You can change from one database instance type to another. There will be a brief availability event during the changeover.
You can increase the amount of storage available to your database instance on demand for the MySQL, Oracle, and PostgreSQL database engines. This change is performed online, without an availability impact. Amazon Aurora automatically grows the database size on demand.
Encryption at rest is available with certain engines. SSL support for database connections is available with Amazon RDS for MySQL, PostgreSQL, SQL Server, and Amazon Aurora.
Amazon CloudWatch is a monitoring service for AWS cloud resources and the applications you run on AWS. You can use Amazon CloudWatch to collect and track metrics, collect and monitor log files, and set alarms. The system-wide visibility into resource utilization, application performance, and operational health that Amazon CloudWatch provides can help you keep your applications running smoothly.
This bill illustrates an example monthly bill for an Amazon RDS instance. (For the sake of simplicity, we’ll treat a month as 720 hours). The bill has two major components: the price for the hours during which the RDS instance ran, and the storage for that instance. An On-Demand m4.xlarge instance, running MySQL in the US East (N. Virginia) region, costs $0.35 per hour. General Purpose (SSD) storage costs $0.115 per gigabyte per month. The total monthly bill works out to $263.50. Further savings are available with Reserved Instances.
Amazon RDS Reserved Instances give you the option to make a low, one-time payment for each DB instance you want to reserve and in turn receive a significant discount on the hourly charge for that instance. The example, which compares the cumulative expenditure for an RDS instance purchased On-Demand versus through a 1-Year Heavy Utilization Reserved Instance, demonstrates that the break-even point is well in advance of the expiration of the term.
Reserved instances are keyed to DB instance class, DB engine, and the choice of Single-AZ vs. Multi-AZ. When you have purchased a reserved instance in an AWS account, the lower hourly rate applies to a database instance running under that account that matches that description.
Heavy RIs are appropriate for production database workloads.
When automated backups are turned on for your DB Instance, Amazon RDS automatically performs a full daily snapshot of your data (during your preferred backup window) and captures transaction logs (as updates to your DB Instance are made). When you initiate a point-in-time recovery, transaction logs are applied to the most appropriate daily backup in order to restore your DB Instance to the specific time you requested. Amazon RDS retains backups of a DB Instance for a limited, user-specified period of time called the retention period, which by default is one day but can be set to up to thirty five days.
Manual database snapshots are user-initiated and enable you to back up your DB Instance in a known state as frequently as you wish, and then restore to that specific state at any time.
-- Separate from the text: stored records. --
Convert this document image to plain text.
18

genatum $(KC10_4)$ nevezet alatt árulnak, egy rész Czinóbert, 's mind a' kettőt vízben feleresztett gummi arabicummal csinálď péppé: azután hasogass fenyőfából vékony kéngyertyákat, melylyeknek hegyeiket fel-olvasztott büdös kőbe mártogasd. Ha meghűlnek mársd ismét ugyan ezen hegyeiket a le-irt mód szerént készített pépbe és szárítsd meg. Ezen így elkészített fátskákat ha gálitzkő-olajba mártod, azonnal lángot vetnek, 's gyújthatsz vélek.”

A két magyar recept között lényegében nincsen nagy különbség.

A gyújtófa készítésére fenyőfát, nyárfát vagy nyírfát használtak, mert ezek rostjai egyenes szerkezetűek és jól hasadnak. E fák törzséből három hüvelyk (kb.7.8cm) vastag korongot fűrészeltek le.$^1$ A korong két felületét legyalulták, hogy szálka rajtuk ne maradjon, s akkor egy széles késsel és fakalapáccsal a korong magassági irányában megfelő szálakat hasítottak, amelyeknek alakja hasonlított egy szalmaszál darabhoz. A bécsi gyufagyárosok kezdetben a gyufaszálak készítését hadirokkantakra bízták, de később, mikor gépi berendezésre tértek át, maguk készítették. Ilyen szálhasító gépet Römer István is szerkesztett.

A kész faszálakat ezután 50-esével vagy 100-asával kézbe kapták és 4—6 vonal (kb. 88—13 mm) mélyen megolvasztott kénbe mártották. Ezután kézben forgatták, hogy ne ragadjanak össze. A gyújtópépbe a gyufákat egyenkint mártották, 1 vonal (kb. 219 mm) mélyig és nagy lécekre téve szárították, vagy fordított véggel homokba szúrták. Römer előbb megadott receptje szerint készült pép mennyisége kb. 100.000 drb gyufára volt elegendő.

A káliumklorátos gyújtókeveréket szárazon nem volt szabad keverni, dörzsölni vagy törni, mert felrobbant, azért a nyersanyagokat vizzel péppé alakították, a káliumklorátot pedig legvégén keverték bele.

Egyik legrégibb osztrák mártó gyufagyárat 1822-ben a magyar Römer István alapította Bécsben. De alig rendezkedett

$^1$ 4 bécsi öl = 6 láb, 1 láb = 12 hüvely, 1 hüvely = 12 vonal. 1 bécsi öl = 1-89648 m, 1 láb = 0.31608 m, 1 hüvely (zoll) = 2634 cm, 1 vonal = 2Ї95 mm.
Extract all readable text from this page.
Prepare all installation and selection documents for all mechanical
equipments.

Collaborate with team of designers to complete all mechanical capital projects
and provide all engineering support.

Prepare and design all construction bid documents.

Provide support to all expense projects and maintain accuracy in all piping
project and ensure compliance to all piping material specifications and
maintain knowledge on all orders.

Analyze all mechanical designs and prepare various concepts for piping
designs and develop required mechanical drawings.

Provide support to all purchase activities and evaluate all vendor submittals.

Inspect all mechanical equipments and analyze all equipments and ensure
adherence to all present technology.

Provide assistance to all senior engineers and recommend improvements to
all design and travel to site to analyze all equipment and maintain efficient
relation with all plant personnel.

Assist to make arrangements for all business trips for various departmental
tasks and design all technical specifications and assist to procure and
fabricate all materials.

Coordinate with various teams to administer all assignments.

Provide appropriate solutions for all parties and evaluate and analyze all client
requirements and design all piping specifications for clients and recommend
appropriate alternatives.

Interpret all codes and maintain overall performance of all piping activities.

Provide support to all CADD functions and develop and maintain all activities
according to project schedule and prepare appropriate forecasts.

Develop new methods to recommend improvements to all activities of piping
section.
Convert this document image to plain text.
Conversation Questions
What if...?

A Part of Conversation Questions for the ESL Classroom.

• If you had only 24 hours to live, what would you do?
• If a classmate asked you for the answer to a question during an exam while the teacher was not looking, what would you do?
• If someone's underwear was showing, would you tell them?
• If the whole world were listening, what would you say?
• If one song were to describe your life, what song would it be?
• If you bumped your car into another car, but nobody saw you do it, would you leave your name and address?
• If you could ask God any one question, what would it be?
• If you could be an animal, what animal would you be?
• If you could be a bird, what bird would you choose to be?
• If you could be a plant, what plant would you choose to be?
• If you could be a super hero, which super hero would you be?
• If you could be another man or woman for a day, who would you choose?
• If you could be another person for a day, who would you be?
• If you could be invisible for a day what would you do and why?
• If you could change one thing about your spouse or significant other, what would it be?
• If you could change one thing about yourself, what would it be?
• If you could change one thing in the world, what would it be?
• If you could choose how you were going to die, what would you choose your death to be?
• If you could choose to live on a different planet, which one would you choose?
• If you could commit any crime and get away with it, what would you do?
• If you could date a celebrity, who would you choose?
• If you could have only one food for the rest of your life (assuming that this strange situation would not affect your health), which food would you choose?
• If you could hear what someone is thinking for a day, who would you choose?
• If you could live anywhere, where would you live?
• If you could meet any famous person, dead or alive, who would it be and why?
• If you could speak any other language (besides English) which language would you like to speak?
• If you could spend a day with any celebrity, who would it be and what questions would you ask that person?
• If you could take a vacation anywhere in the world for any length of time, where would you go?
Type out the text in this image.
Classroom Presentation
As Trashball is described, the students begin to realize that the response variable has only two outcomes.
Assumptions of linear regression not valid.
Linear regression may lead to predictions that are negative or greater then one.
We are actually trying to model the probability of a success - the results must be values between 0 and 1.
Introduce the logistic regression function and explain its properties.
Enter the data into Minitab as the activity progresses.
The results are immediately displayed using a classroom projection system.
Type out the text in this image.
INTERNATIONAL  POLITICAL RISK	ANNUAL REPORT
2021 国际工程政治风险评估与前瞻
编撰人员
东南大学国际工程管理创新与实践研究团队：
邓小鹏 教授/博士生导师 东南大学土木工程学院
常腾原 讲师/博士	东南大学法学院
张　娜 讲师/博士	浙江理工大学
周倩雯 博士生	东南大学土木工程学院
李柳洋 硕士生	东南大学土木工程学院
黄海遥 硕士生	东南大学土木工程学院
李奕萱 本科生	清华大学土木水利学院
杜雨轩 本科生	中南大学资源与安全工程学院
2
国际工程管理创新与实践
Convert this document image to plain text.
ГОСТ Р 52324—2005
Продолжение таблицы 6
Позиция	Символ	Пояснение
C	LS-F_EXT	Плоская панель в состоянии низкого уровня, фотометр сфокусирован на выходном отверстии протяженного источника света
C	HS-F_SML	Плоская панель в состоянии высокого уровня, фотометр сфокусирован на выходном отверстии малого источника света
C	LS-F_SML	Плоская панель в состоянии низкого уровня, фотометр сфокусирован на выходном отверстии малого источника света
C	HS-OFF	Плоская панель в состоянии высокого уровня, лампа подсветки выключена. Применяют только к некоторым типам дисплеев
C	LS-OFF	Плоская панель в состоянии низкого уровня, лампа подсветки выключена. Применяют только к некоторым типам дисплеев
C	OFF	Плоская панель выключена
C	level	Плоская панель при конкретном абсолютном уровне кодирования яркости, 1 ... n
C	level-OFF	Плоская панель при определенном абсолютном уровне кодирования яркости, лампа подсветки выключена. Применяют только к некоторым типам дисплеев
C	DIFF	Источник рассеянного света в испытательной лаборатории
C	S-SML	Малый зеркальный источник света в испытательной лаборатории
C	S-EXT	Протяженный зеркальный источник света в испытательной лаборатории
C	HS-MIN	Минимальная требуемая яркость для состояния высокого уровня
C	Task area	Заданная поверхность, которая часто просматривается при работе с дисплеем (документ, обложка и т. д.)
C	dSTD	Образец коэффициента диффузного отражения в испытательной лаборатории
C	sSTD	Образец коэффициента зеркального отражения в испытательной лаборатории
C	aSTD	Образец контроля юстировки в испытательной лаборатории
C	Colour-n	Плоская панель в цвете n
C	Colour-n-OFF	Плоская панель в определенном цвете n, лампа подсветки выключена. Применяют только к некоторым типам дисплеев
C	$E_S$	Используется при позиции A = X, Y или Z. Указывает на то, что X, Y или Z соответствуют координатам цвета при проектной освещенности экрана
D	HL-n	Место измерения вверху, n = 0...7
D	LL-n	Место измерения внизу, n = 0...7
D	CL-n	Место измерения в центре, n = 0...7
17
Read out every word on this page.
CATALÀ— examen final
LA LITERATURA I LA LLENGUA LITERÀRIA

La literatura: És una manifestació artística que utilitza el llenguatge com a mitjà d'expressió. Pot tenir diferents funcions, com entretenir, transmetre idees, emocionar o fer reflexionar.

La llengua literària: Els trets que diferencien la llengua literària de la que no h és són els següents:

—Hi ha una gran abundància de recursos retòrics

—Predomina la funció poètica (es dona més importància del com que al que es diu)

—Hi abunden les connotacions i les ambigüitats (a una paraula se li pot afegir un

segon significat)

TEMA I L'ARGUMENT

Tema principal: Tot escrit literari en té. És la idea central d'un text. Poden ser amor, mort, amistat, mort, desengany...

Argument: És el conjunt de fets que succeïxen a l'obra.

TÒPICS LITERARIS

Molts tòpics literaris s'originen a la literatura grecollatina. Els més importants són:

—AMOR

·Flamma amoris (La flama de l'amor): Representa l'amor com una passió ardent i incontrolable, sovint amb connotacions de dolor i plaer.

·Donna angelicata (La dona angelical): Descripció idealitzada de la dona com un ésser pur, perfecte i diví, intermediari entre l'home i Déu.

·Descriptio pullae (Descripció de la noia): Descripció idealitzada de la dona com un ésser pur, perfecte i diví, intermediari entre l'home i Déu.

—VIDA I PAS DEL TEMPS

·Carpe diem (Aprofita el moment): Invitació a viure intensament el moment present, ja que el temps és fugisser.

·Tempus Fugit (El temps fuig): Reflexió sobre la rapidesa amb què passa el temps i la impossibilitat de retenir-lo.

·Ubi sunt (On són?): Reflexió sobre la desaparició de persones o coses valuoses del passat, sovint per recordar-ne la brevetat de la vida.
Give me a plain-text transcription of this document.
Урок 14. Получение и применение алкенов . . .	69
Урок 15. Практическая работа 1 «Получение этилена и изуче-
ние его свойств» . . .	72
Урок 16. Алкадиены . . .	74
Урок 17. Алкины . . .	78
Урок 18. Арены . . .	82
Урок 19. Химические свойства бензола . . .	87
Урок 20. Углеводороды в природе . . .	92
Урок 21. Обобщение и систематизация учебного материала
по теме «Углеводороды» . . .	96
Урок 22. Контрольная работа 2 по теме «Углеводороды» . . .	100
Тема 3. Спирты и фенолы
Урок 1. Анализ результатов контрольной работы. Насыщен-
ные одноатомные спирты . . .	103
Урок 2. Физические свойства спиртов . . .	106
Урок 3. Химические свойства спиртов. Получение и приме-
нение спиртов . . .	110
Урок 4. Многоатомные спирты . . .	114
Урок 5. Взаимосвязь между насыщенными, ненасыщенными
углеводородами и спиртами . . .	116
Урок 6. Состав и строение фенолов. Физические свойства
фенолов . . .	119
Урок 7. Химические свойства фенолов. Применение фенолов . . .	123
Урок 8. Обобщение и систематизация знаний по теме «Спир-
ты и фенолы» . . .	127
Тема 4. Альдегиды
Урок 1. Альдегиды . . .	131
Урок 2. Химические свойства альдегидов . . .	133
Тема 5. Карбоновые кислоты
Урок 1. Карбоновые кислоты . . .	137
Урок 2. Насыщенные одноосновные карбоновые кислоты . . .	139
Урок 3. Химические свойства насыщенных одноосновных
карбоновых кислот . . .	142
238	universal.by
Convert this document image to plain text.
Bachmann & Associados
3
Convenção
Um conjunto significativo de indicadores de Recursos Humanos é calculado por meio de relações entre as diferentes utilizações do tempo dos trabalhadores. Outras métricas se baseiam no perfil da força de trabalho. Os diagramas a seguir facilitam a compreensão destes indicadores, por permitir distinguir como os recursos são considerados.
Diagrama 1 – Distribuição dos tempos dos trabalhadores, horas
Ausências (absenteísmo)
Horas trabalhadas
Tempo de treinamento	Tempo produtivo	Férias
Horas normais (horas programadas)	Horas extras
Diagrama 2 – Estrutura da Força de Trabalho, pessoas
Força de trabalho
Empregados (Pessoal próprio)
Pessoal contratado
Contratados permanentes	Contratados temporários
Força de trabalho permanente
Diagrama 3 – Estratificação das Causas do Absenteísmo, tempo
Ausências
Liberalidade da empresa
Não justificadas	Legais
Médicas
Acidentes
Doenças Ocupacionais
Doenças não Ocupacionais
DB Snapshots can be created with the AWS Management Console or CreateDBSnapshot API and are kept until you explicitly delete them with the Console or DeleteDBSnapshot API.
Manual database snapshots are kept in Amazon Simple Storage Service (Amazon S3). Amazon S3 is designed for 99.999999999% durability.
Cross region snapshot copy is available for all Amazon RDS engines. You can copy snapshots of any size. Copies can be moved between any of the public AWS regions, and you can copy the same snapshot to multiple Regions simultaneously by initiating more than one transfer. There is no charge for the copy operation itself; you pay only for the data transfer out of the source region and for the data storage in the destination region.